Shakespeare has inspired countless books, plays, and poems for children to read, and wonderful games, dolls, and toys for them to enjoy.
Authors have rewritten Shakespeare’s tales and poems for kids since the late 1700s. They produced little books for small hands, like The Lives and Tragical Deaths of Hamlet, Prince of Denmark, and the Lovely Ophelia , which tells the story of Hamlet showing how one murderous deed can lead to the ruin of many people. Sometimes the books would be very large. A big illustrated book, such as Scenes of Shakespeare for the Young , shown above, would have thrilled young readers and been a special birthday or Christmas present.
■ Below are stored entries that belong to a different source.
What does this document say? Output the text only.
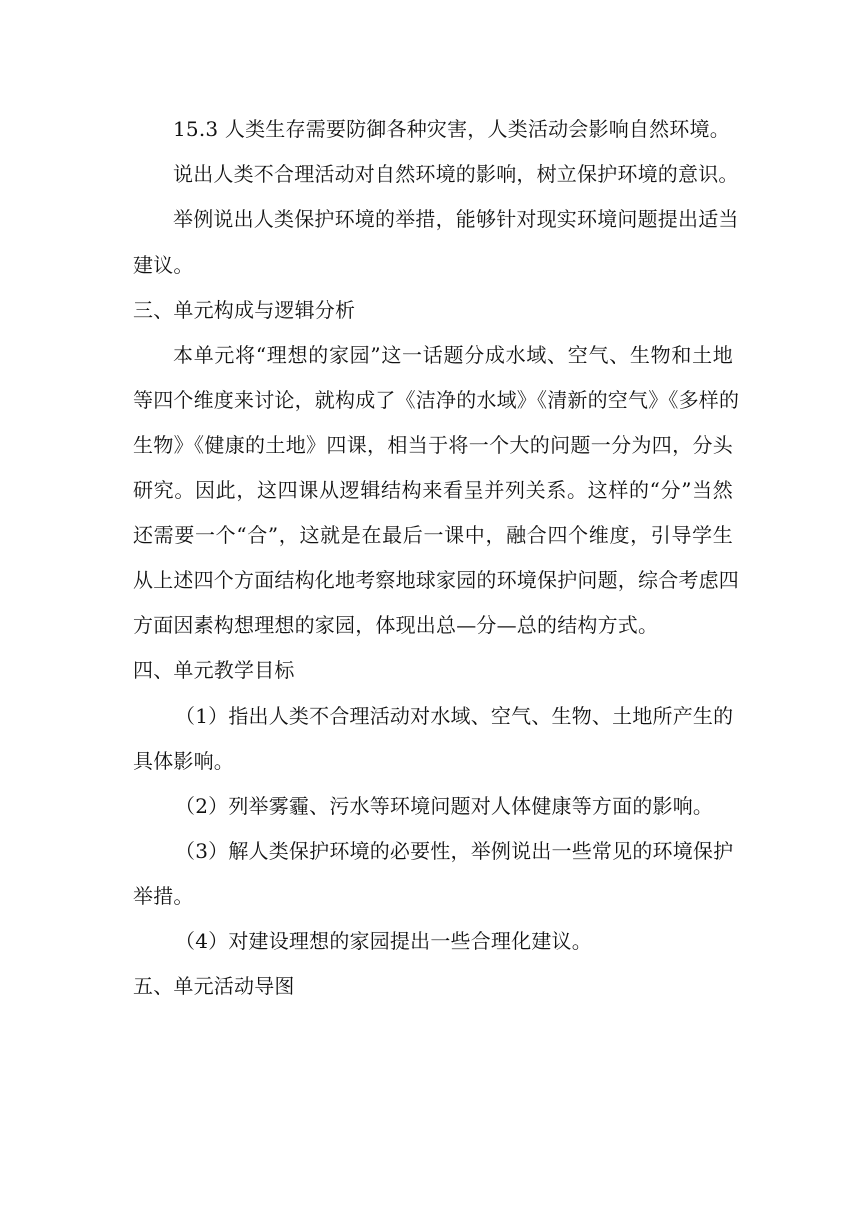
15.3 人类生存需要防御各种灾害，人类活动会影响自然环境。
说出人类不合理活动对自然环境的影响，树立保护环境的意识。
举例说出人类保护环境的举措，能够针对现实环境问题提出适当
建议。
三、单元构成与逻辑分析
本单元将“理想的家园”这一话题分成水域、空气、生物和土地
等四个维度来讨论，就构成了《洁净的水域》《清新的空气》《多样的
生物》《健康的土地》四课，相当于将一个大的问题一分为四，分头
研究。因此，这四课从逻辑结构来看呈并列关系。这样的“分”当然
还需要一个“合”，这就是在最后一课中，融合四个维度，引导学生
从上述四个方面结构化地考察地球家园的环境保护问题，综合考虑四
方面因素构想理想的家园，体现出总—分—总的结构方式。
四、单元教学目标
（1）指出人类不合理活动对水域、空气、生物、土地所产生的
具体影响。
（2）列举雾霾、污水等环境问题对人体健康等方面的影响。
（3）解人类保护环境的必要性，举例说出一些常见的环境保护
举措。
（4）对建设理想的家园提出一些合理化建议。
五、单元活动导图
Shakespeare even inspired paper dolls and picture books. Nineteenth-century English picture books, like Tales from Shakespeare in Verse shown to the right, which tell stories through illustrations and very few words, are the forerunners of the comic books we read today.
Shakespearian paper dolls, like Young Albert, the Rosicrucian , invited children almost two hundred years ago to dress up the nineteenth-century child actor, "Young Albert" like different characters from plays. You can see two of the dolls, Shakespeare's Richard III and Othello, on the right. Two inter-changeable heads—one white, one black—come with the costumed figures and fit into slots on the back. Modern Shakespeare paper dolls are different. They have paper bodies on which to try different costumes.
With all of these retellings, lavishly illustrated editions, spin-offs, and toys, it is easy to see why Shakespeare's stories have been embraced by children and adults for hundreds of years.